Cette plainte des patrons se base sur deux éléments. D’une part, le
« déclin » ressenti de la France sur le continent. De fait, entre
2000 et 2011, la part de marché de la France en Afrique subsaharienne a décliné
de 10,1 % à 4,7 %, indique le récent rapport Partenariat pour
l’avenir. D’autre part, la présence diplomatique française est en
baisse, avec des fermetures de missions économiques dans des pays pourtant très
dynamiques, comme le Ghana ou le Mozambique. Des entretiens menés fin 2013
tendent cependant à montrer que le « déclin » supposé de la présence
française en Afrique est plutôt une reconfiguration, ce que confirme le rapport
déjà cité : si les parts de marché françaises ont diminué, la valeur des
exportations françaises a, elle, doublé.
Dans les pays francophones,
la France était un acteur incontournable et incomparable en termes de présence
diplomatique, ce qui était un atout pour les investisseurs français, en
situation de force et bien soutenus par cette diplomatie très dynamique. Mais
l’environnement africain est devenu, en quelques années, très concurrentiel,
avec l’évidente arrivée des Chinois qui font maintenant jeu égal avec la France
dans les pays de la zone Franc, comme l’indique le rapport cité plus haut. Par ailleurs,
d’autres acteurs sont « arrivés » sur le continent, tant pour des
motifs économiques que diplomatiques et culturels. Ainsi, la Turquie, les États
arabes, le Brésil et bien d’autres obligent les acteurs
« traditionnels » à se repositionner.
Un déclin de la présence française à relativiser
La France est donc moins
visible.
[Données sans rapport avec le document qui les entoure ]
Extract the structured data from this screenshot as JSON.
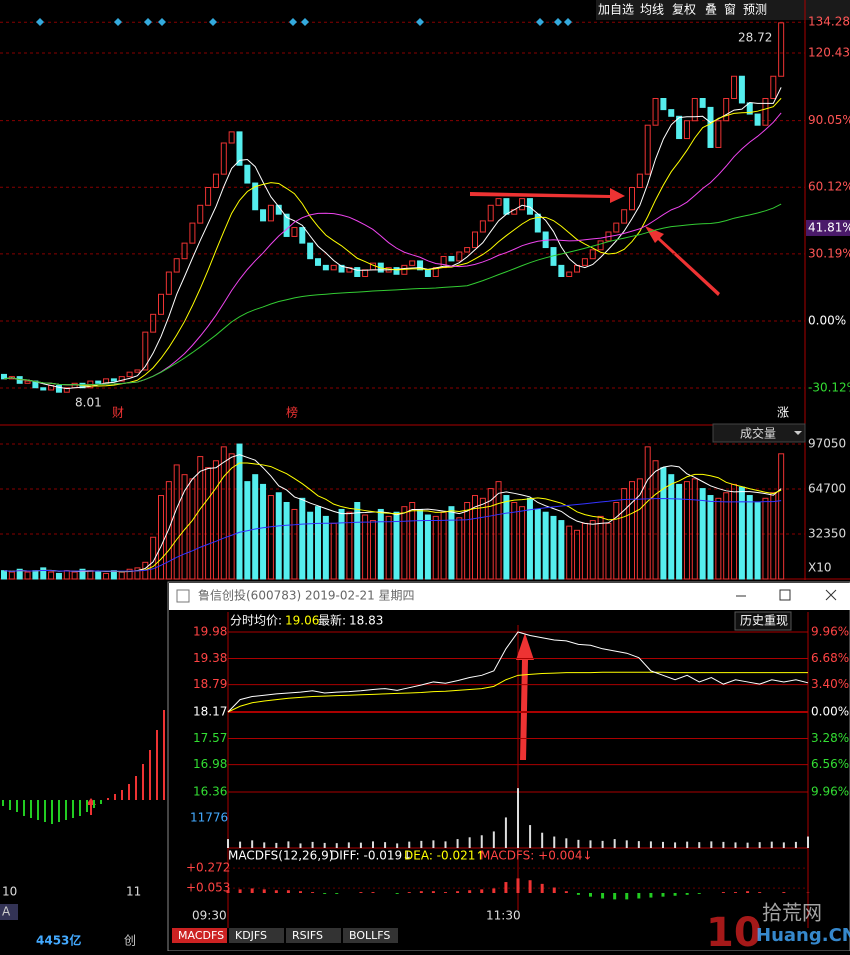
{
  "toolbar": [
    "加自选",
    "均线",
    "复权",
    "叠",
    "窗",
    "预测"
  ],
  "main_chart": {
    "yticks": [
      {
        "value": 134.28,
        "label": "134.28%"
      },
      {
        "value": 120.43,
        "label": "120.43%"
      },
      {
        "value": 90.05,
        "label": "90.05%"
      },
      {
        "value": 60.12,
        "label": "60.12%"
      },
      {
        "value": 30.19,
        "label": "30.19%"
      },
      {
        "value": 0,
        "label": "0.00%"
      },
      {
        "value": -30.12,
        "label": "-30.12%"
      }
    ],
    "current": {
      "value": 41.81,
      "label": "41.81%"
    },
    "price_high": "28.72",
    "price_low": "8.01",
    "markers": [
      "财",
      "榜",
      "涨"
    ],
    "candles": [
      [
        -24,
        -26
      ],
      [
        -26,
        -25
      ],
      [
        -25,
        -28
      ],
      [
        -28,
        -27
      ],
      [
        -27,
        -30
      ],
      [
        -30,
        -31
      ],
      [
        -31,
        -29
      ],
      [
        -29,
        -32
      ],
      [
        -32,
        -30
      ],
      [
        -30,
        -28
      ],
      [
        -28,
        -30
      ],
      [
        -30,
        -27
      ],
      [
        -27,
        -28
      ],
      [
        -28,
        -26
      ],
      [
        -26,
        -27
      ],
      [
        -27,
        -25
      ],
      [
        -25,
        -23
      ],
      [
        -23,
        -22
      ],
      [
        -22,
        -5
      ],
      [
        -5,
        3
      ],
      [
        3,
        12
      ],
      [
        12,
        22
      ],
      [
        22,
        28
      ],
      [
        28,
        35
      ],
      [
        35,
        44
      ],
      [
        44,
        52
      ],
      [
        52,
        60
      ],
      [
        60,
        66
      ],
      [
        66,
        80
      ],
      [
        80,
        85
      ],
      [
        85,
        70
      ],
      [
        70,
        62
      ],
      [
        62,
        50
      ],
      [
        50,
        45
      ],
      [
        45,
        52
      ],
      [
        52,
        48
      ],
      [
        48,
        38
      ],
      [
        38,
        42
      ],
      [
        42,
        35
      ],
      [
        35,
        28
      ],
      [
        28,
        25
      ],
      [
        25,
        23
      ],
      [
        23,
        25
      ],
      [
        25,
        22
      ],
      [
        22,
        24
      ],
      [
        24,
        20
      ],
      [
        20,
        23
      ],
      [
        23,
        26
      ],
      [
        26,
        22
      ],
      [
        22,
        24
      ],
      [
        24,
        21
      ],
      [
        21,
        25
      ],
      [
        25,
        27
      ],
      [
        27,
        23
      ],
      [
        23,
        20
      ],
      [
        20,
        24
      ],
      [
        24,
        29
      ],
      [
        29,
        27
      ],
      [
        27,
        31
      ],
      [
        31,
        33
      ],
      [
        33,
        40
      ],
      [
        40,
        45
      ],
      [
        45,
        52
      ],
      [
        52,
        55
      ],
      [
        55,
        48
      ],
      [
        48,
        50
      ],
      [
        50,
        55
      ],
      [
        55,
        48
      ],
      [
        48,
        40
      ],
      [
        40,
        33
      ],
      [
        33,
        25
      ],
      [
        25,
        20
      ],
      [
        20,
        22
      ],
      [
        22,
        25
      ],
      [
        25,
        28
      ],
      [
        28,
        32
      ],
      [
        32,
        36
      ],
      [
        36,
        40
      ],
      [
        40,
        44
      ],
      [
        44,
        50
      ],
      [
        50,
        60
      ],
      [
        60,
        66
      ],
      [
        66,
        88
      ],
      [
        88,
        100
      ],
      [
        100,
        95
      ],
      [
        95,
        92
      ],
      [
        92,
        82
      ],
      [
        82,
        90
      ],
      [
        90,
        100
      ],
      [
        100,
        96
      ],
      [
        96,
        78
      ],
      [
        78,
        90
      ],
      [
        90,
        100
      ],
      [
        100,
        110
      ],
      [
        110,
        98
      ],
      [
        98,
        93
      ],
      [
        93,
        88
      ],
      [
        88,
        100
      ],
      [
        100,
        110
      ],
      [
        110,
        134
      ]
    ]
  },
  "volume": {
    "title": "成交量",
    "yticks": [
      97050,
      64700,
      32350
    ],
    "unit": "X10",
    "values": [
      6000,
      5000,
      7000,
      5000,
      6000,
      8000,
      5000,
      4000,
      6000,
      5000,
      7000,
      6000,
      5000,
      4000,
      6000,
      5000,
      7000,
      8000,
      12000,
      30000,
      60000,
      70000,
      82000,
      75000,
      72000,
      88000,
      80000,
      85000,
      95000,
      90000,
      97000,
      70000,
      75000,
      68000,
      60000,
      62000,
      55000,
      50000,
      58000,
      48000,
      52000,
      45000,
      40000,
      50000,
      48000,
      55000,
      46000,
      42000,
      50000,
      45000,
      48000,
      52000,
      55000,
      50000,
      46000,
      45000,
      48000,
      52000,
      44000,
      55000,
      60000,
      58000,
      65000,
      70000,
      60000,
      55000,
      52000,
      58000,
      50000,
      48000,
      45000,
      42000,
      38000,
      35000,
      40000,
      42000,
      45000,
      40000,
      55000,
      65000,
      70000,
      72000,
      95000,
      85000,
      80000,
      75000,
      68000,
      70000,
      72000,
      65000,
      60000,
      58000,
      62000,
      68000,
      66000,
      60000,
      55000,
      58000,
      62000,
      90000
    ]
  },
  "left_panel": {
    "x_labels": [
      "10",
      "11"
    ],
    "badge": "A",
    "amount": "4453亿",
    "tag": "创",
    "bars": [
      -3,
      -5,
      -6,
      -8,
      -9,
      -10,
      -11,
      -12,
      -11,
      -10,
      -9,
      -8,
      -6,
      -4,
      -2,
      1,
      3,
      5,
      8,
      12,
      18,
      25,
      35,
      45
    ]
  },
  "window": {
    "title": "鲁信创投(600783) 2019-02-21 星期四",
    "header": [
      "分时",
      "均价:",
      "19.06",
      "最新:",
      "18.83"
    ],
    "button": "历史重现",
    "price_ticks": [
      19.98,
      19.38,
      18.79,
      18.17,
      17.57,
      16.98,
      16.36
    ],
    "pct_labels": [
      "9.96%",
      "6.68%",
      "3.40%",
      "0.00%",
      "3.28%",
      "6.56%",
      "9.96%"
    ],
    "price": [
      18.17,
      18.45,
      18.52,
      18.55,
      18.58,
      18.6,
      18.62,
      18.65,
      18.6,
      18.62,
      18.63,
      18.65,
      18.68,
      18.7,
      18.66,
      18.72,
      18.78,
      18.85,
      18.82,
      18.88,
      18.95,
      19.0,
      19.1,
      19.6,
      19.98,
      19.9,
      19.85,
      19.8,
      19.78,
      19.7,
      19.68,
      19.6,
      19.55,
      19.5,
      19.4,
      19.1,
      19.0,
      18.9,
      19.0,
      18.85,
      18.95,
      18.8,
      18.9,
      18.85,
      18.8,
      18.9,
      18.85,
      18.9,
      18.83
    ],
    "avg": [
      18.17,
      18.3,
      18.38,
      18.42,
      18.45,
      18.48,
      18.5,
      18.52,
      18.53,
      18.54,
      18.55,
      18.56,
      18.57,
      18.58,
      18.59,
      18.6,
      18.61,
      18.63,
      18.64,
      18.66,
      18.68,
      18.7,
      18.75,
      18.9,
      19.0,
      19.02,
      19.04,
      19.05,
      19.06,
      19.06,
      19.06,
      19.07,
      19.07,
      19.07,
      19.07,
      19.07,
      19.07,
      19.06,
      19.06,
      19.06,
      19.06,
      19.06,
      19.06,
      19.06,
      19.06,
      19.06,
      19.06,
      19.06,
      19.06
    ],
    "vol_tick": 11776,
    "volume": [
      3500,
      2500,
      3000,
      2200,
      2000,
      2600,
      1800,
      2400,
      2000,
      1900,
      2200,
      2100,
      2600,
      2300,
      1800,
      2500,
      2800,
      3000,
      2600,
      3500,
      4200,
      5000,
      6500,
      12000,
      23500,
      9000,
      6000,
      4500,
      3800,
      3200,
      3000,
      2800,
      3500,
      3000,
      2700,
      2600,
      2400,
      2200,
      2500,
      2300,
      2600,
      2400,
      2200,
      2100,
      2300,
      2500,
      2200,
      2400,
      4500
    ],
    "macd_header": [
      "MACDFS(12,26,9)",
      "DIFF: -0.019↓",
      "DEA: -0.021↑",
      "MACDFS: +0.004↓"
    ],
    "macd_ticks": [
      {
        "value": 0.272,
        "label": "+0.272"
      },
      {
        "value": 0.053,
        "label": "+0.053"
      }
    ],
    "macd": [
      0.03,
      0.04,
      0.05,
      0.04,
      0.03,
      0.03,
      0.02,
      0.01,
      -0.01,
      -0.01,
      0.0,
      0.01,
      0.01,
      0.0,
      -0.01,
      0.01,
      0.02,
      0.02,
      0.01,
      0.02,
      0.03,
      0.04,
      0.05,
      0.12,
      0.16,
      0.14,
      0.1,
      0.06,
      0.02,
      -0.02,
      -0.04,
      -0.06,
      -0.07,
      -0.07,
      -0.06,
      -0.05,
      -0.04,
      -0.03,
      -0.02,
      -0.01,
      0.0,
      0.01,
      0.01,
      0.02,
      0.01,
      0.0,
      0.01,
      0.0,
      0.004
    ],
    "times": [
      "09:30",
      "11:30"
    ],
    "tabs": [
      "MACDFS",
      "KDJFS",
      "RSIFS",
      "BOLLFS"
    ]
  },
  "watermark": [
    "10",
    "拾荒网",
    "Huang.CN"
  ]
}
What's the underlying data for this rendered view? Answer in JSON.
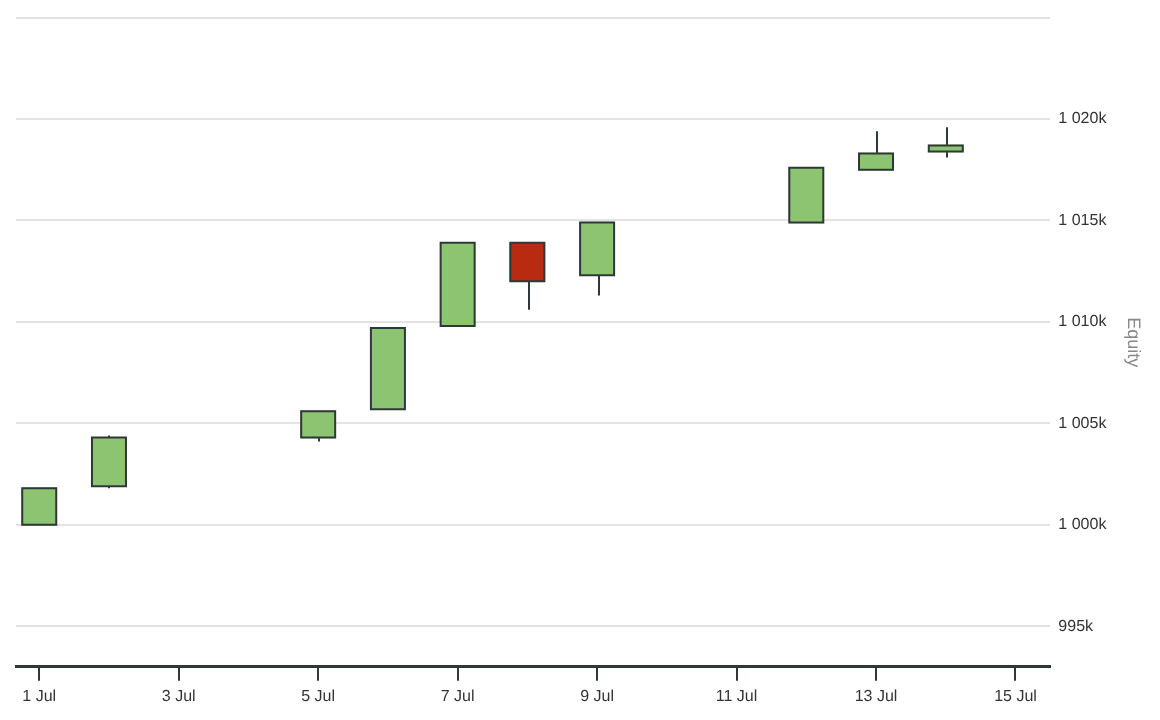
{
  "chart_data": {
    "type": "candlestick",
    "ylabel": "Equity",
    "x": [
      "--07-01",
      "--07-02",
      "--07-05",
      "--07-06",
      "--07-07",
      "--07-08",
      "--07-09",
      "--07-12",
      "--07-13",
      "--07-14"
    ],
    "ohlc": [
      [
        1000000,
        1001800,
        1000000,
        1001800
      ],
      [
        1001900,
        1004400,
        1001800,
        1004300
      ],
      [
        1004300,
        1005600,
        1004100,
        1005600
      ],
      [
        1005700,
        1009700,
        1005700,
        1009700
      ],
      [
        1009800,
        1013900,
        1009800,
        1013900
      ],
      [
        1013900,
        1013900,
        1010600,
        1012000
      ],
      [
        1012300,
        1014900,
        1011300,
        1014900
      ],
      [
        1014900,
        1017600,
        1014900,
        1017600
      ],
      [
        1017500,
        1019400,
        1017500,
        1018300
      ],
      [
        1018400,
        1019600,
        1018100,
        1018700
      ]
    ],
    "colors": [
      "#8dc471",
      "#8dc471",
      "#8dc471",
      "#8dc471",
      "#8dc471",
      "#b82b10",
      "#8dc471",
      "#8dc471",
      "#8dc471",
      "#8dc471"
    ],
    "xlim": [
      "--06-30T16:00",
      "--07-15T12:00"
    ],
    "xticks": [
      {
        "value": "--07-01",
        "label": "1 Jul"
      },
      {
        "value": "--07-03",
        "label": "3 Jul"
      },
      {
        "value": "--07-05",
        "label": "5 Jul"
      },
      {
        "value": "--07-07",
        "label": "7 Jul"
      },
      {
        "value": "--07-09",
        "label": "9 Jul"
      },
      {
        "value": "--07-11",
        "label": "11 Jul"
      },
      {
        "value": "--07-13",
        "label": "13 Jul"
      },
      {
        "value": "--07-15",
        "label": "15 Jul"
      }
    ],
    "ylim": [
      993000,
      1025000
    ],
    "yticks": [
      {
        "value": 995000,
        "label": "995k"
      },
      {
        "value": 1000000,
        "label": "1 000k"
      },
      {
        "value": 1005000,
        "label": "1 005k"
      },
      {
        "value": 1010000,
        "label": "1 010k"
      },
      {
        "value": 1015000,
        "label": "1 015k"
      },
      {
        "value": 1020000,
        "label": "1 020k"
      },
      {
        "value": 1025000,
        "label": null
      }
    ],
    "grid": "y",
    "legend": false
  }
}
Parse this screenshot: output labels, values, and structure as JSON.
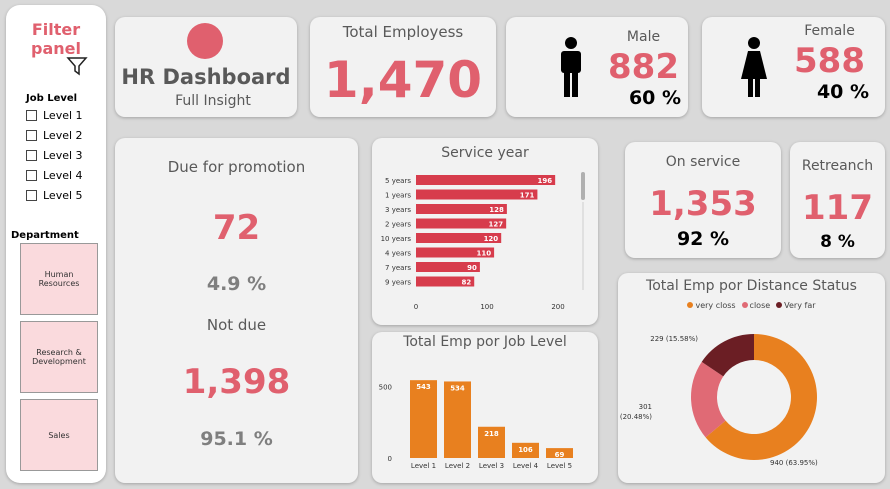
{
  "filter": {
    "title": "Filter panel",
    "job_level_heading": "Job Level",
    "job_levels": [
      "Level 1",
      "Level 2",
      "Level 3",
      "Level 4",
      "Level 5"
    ],
    "department_heading": "Department",
    "departments": [
      "Human Resources",
      "Research & Development",
      "Sales"
    ]
  },
  "header": {
    "title": "HR Dashboard",
    "subtitle": "Full Insight"
  },
  "total": {
    "label": "Total Employess",
    "value": "1,470"
  },
  "male": {
    "label": "Male",
    "value": "882",
    "pct": "60 %"
  },
  "female": {
    "label": "Female",
    "value": "588",
    "pct": "40 %"
  },
  "promotion": {
    "due_label": "Due for promotion",
    "due_value": "72",
    "due_pct": "4.9 %",
    "not_label": "Not due",
    "not_value": "1,398",
    "not_pct": "95.1 %"
  },
  "on_service": {
    "label": "On service",
    "value": "1,353",
    "pct": "92 %"
  },
  "retreanch": {
    "label": "Retreanch",
    "value": "117",
    "pct": "8 %"
  },
  "colors": {
    "accent": "#e0606e",
    "bar_red": "#d73c4c",
    "bar_orange": "#e8801f",
    "donut_close": "#e06a75",
    "donut_far": "#6b1e24"
  },
  "chart_data": [
    {
      "type": "bar",
      "title": "Service year",
      "orientation": "horizontal",
      "categories": [
        "5 years",
        "1 years",
        "3 years",
        "2 years",
        "10 years",
        "4 years",
        "7 years",
        "9 years"
      ],
      "values": [
        196,
        171,
        128,
        127,
        120,
        110,
        90,
        82
      ],
      "xlim": [
        0,
        200
      ],
      "ticks": [
        "0",
        "100",
        "200"
      ]
    },
    {
      "type": "bar",
      "title": "Total Emp por Job Level",
      "categories": [
        "Level 1",
        "Level 2",
        "Level 3",
        "Level 4",
        "Level 5"
      ],
      "values": [
        543,
        534,
        218,
        106,
        69
      ],
      "ylim": [
        0,
        600
      ],
      "ticks": [
        "0",
        "500"
      ]
    },
    {
      "type": "pie",
      "title": "Total Emp por Distance Status",
      "legend": [
        "very closs",
        "close",
        "Very far"
      ],
      "values": [
        940,
        301,
        229
      ],
      "labels": [
        "940 (63.95%)",
        "301 (20.48%)",
        "229 (15.58%)"
      ]
    }
  ]
}
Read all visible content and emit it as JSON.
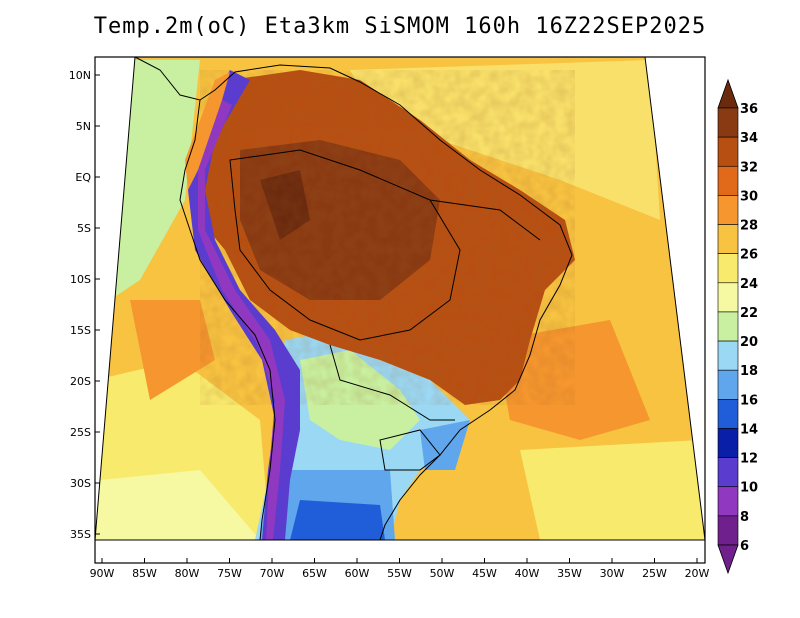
{
  "title": "Temp.2m(oC) Eta3km SiSMOM 160h 16Z22SEP2025",
  "map": {
    "lat_ticks": [
      "10N",
      "5N",
      "EQ",
      "5S",
      "10S",
      "15S",
      "20S",
      "25S",
      "30S",
      "35S"
    ],
    "lon_ticks": [
      "90W",
      "85W",
      "80W",
      "75W",
      "70W",
      "65W",
      "60W",
      "55W",
      "50W",
      "45W",
      "40W",
      "35W",
      "30W",
      "25W",
      "20W"
    ],
    "lat_range": [
      -38,
      11
    ],
    "lon_range": [
      -91,
      -19
    ]
  },
  "colorbar": {
    "labels": [
      "36",
      "34",
      "32",
      "30",
      "28",
      "26",
      "24",
      "22",
      "20",
      "18",
      "16",
      "14",
      "12",
      "10",
      "8",
      "6"
    ],
    "colors": [
      "#6b2a0e",
      "#8a3a12",
      "#b84f12",
      "#e06a1a",
      "#f5962e",
      "#f7c341",
      "#f8ea6c",
      "#f6f8a2",
      "#c8f0a0",
      "#9ad8f4",
      "#5fa6ec",
      "#1f5ed8",
      "#0a1fa8",
      "#5a3ccf",
      "#9038c0",
      "#70208c"
    ]
  }
}
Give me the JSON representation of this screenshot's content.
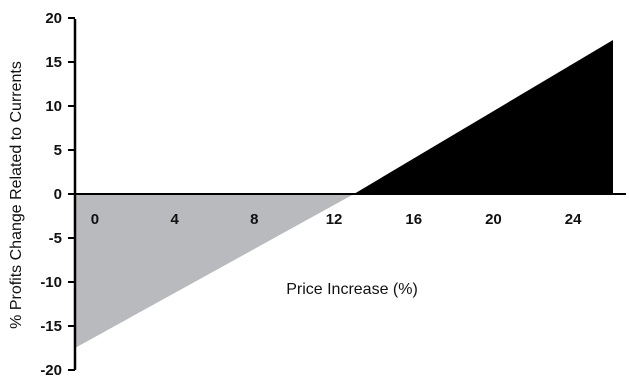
{
  "chart_data": {
    "type": "area",
    "title": "",
    "xlabel": "Price Increase (%)",
    "ylabel": "% Profits Change Related to Currents",
    "xlim": [
      -1,
      26
    ],
    "ylim": [
      -20,
      20
    ],
    "x_ticks": [
      "0",
      "4",
      "8",
      "12",
      "16",
      "20",
      "24"
    ],
    "x_tick_values": [
      0,
      4,
      8,
      12,
      16,
      20,
      24
    ],
    "y_ticks": [
      "20",
      "15",
      "10",
      "5",
      "0",
      "-5",
      "-10",
      "-15",
      "-20"
    ],
    "y_tick_values": [
      20,
      15,
      10,
      5,
      0,
      -5,
      -10,
      -15,
      -20
    ],
    "series": [
      {
        "x": [
          -1,
          13,
          26
        ],
        "values": [
          -17.5,
          0,
          17.5
        ]
      }
    ],
    "break_even_x": 13,
    "fill_colors": {
      "loss": "#b9babd",
      "profit": "#000000"
    },
    "grid": false
  }
}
Mais sa présence demeure très supérieure à beaucoup d’autres
pays : on compte par exemple sur le continent 126 Alliances françaises dans 37 pays
différents, ce qui contribue à une diffusion privilégiée du
français auprès de plus de 80 000 étudiants. Même si des représentations
diplomatiques ferment ou sont reconfigurées – avec le sentiment parfois que
c’est contre-productif – les entreprises françaises ont encore beaucoup
d’atouts pour réussir sur le continent.
Il est vrai que
l’investissement en Afrique est complexe et que la structuration des PME
françaises, souvent beaucoup plus petites que les PME allemandes par exemple
représente un frein supplémentaire pour la prise de risque. Mais au-delà de ces
aspects, c’est peut-être la « fin » de la Françafrique économique qui
freine le plus les investisseurs potentiels. Comme si, pour investir, il
fallait une « stabilité » et une « sécurité » parfaites,
qui rappelleraient les temps coloniaux – fantasmés d’ailleurs. Si la relation
entre la France et de nombreux pays d’Afrique est encore privilégiée, elle
n’est plus exclusive. On ne peut que s’en réjouir. Mais, pour réussir, il faut
alors faire le deuil de cette « relation spéciale » et accepter, face
aux Chinois, aux Turcs, aux Coréens déjà présents, ce que finalement toutes les
entreprises prônent, sauf pour elles-mêmes : la concurrence.